You may need to step out of the limited perspective of the European tradition with which you keep defining your understanding. It seems to be limiting you more than it seems to be educating you. I am conversant in more than one genre of music on that level, and so are many here. My favorite Twentieth Century American composer was Milton Babbitt. My two most outstanding live musical experiences in all my years have been, so far, a concert seated five feet from the Chicago Symphony String Quartet in an acoustically perfect tiny theater in the round, and a second row seat to the Brad Mehldau/Joshua Redman duo (that would be improvisational Jazz). They would be the most outstanding because of the level the musicians were operating on, not because of my seating. I added that to indicate I got a very good listen. The Jazz was the greater of the two because improvisation is more powerful a musical tool than interpretation. By the way, the European "Classical" world has been thus hobbled since even cadenzas have been written out, which occurred in the nineteenth century.
 
*Coltrane played tenor and soprano saxophones and Bill Evans played the piano. If you had known anything, anything at all about music and the musicians outside of one tradition, you would have known at least that about them. Bill Evans and Glenn Gould mutually admired each others work and artistry, greatly, so they were certainly not working in isolation from other musical forms and genres. Neither should you.

 
Actually I'm glad to try to discuss this because you seem interested, and as you may know, some people on the Sound Science forum are only here to mock. Let's give each other the benefit of the doubt as far as interpretation, okay? "who" or "what" was not critical to my point. Either one, my point is the same.
 
It's not a question of who has bigger/broader/badder experience, but can we agree that different folks have different experience and therefore listen for different patterns? For me, it's not classical that primarily influences so much as it is making music and studying it academically.
 
In talking about quality of rhythm, I emphasize small changes along with large ones. A jazz great or any other master has put together a technique that has large differentiations from others, so that's fine.

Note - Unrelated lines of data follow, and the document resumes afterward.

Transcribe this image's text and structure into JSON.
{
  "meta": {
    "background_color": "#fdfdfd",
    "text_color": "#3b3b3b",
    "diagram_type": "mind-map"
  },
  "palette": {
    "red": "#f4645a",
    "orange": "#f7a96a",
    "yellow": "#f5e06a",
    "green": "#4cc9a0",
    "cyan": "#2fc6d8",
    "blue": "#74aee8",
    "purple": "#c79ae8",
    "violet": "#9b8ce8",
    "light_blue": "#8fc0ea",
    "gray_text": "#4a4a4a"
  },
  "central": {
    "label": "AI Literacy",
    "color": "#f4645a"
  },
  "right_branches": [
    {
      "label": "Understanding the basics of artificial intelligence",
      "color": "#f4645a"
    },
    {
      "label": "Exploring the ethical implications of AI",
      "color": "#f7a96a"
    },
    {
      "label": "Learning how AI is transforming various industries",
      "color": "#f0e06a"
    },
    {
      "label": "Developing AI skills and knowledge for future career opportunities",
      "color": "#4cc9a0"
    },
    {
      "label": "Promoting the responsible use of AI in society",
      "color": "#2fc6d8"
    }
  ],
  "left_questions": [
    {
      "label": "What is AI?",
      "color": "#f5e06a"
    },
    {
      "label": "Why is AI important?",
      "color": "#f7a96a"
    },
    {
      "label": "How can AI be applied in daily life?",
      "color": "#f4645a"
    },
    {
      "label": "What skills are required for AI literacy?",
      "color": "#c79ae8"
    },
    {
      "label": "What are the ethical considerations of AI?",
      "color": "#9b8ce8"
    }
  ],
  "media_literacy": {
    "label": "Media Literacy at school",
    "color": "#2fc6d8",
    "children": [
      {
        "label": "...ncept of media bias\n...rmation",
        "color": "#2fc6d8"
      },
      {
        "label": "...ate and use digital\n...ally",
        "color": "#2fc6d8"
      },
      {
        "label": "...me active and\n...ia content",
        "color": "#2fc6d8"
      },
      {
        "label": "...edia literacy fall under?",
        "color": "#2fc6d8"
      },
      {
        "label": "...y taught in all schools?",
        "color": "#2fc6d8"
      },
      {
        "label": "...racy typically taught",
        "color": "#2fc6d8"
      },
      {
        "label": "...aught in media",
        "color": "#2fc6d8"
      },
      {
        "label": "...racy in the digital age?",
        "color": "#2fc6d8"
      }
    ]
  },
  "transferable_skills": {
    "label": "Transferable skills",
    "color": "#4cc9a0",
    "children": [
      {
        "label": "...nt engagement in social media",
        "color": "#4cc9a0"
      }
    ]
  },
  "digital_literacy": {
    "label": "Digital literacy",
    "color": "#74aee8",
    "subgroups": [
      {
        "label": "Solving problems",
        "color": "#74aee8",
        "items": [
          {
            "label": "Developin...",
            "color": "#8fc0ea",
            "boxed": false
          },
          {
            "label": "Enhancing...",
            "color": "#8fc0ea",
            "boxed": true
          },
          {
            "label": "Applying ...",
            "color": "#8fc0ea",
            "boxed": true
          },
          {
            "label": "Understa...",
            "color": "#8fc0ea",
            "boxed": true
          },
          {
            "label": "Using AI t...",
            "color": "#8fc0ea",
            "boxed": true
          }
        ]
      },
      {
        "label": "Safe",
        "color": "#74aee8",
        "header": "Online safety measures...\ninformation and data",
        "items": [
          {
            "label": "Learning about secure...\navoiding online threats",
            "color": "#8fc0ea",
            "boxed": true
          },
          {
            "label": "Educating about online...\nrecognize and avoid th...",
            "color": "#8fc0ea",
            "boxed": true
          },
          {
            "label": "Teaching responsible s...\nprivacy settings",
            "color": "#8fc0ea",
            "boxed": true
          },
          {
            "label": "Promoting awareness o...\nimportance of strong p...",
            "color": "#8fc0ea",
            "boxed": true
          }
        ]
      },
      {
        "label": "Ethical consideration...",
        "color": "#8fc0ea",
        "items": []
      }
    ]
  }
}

In my music-making experience, big changes come about by navigating small changes. Big changes come from hearing and evaluating a series of small changes. That is why small changes are important. Even the most mind-blowing artist has put together their transcendent technique from long hours of practicing with sensitivity to small changes.
 
But a large change is the difference between hearing an acoustic ensemble live at close range and hearing a mediocre recording of it. This can be heard as obfuscation if not an outright change in quality of rhythm, but an "orthogonal dimension" to what you are talking about. You can still recognize Bill Evans but he isn't as fun to listen to.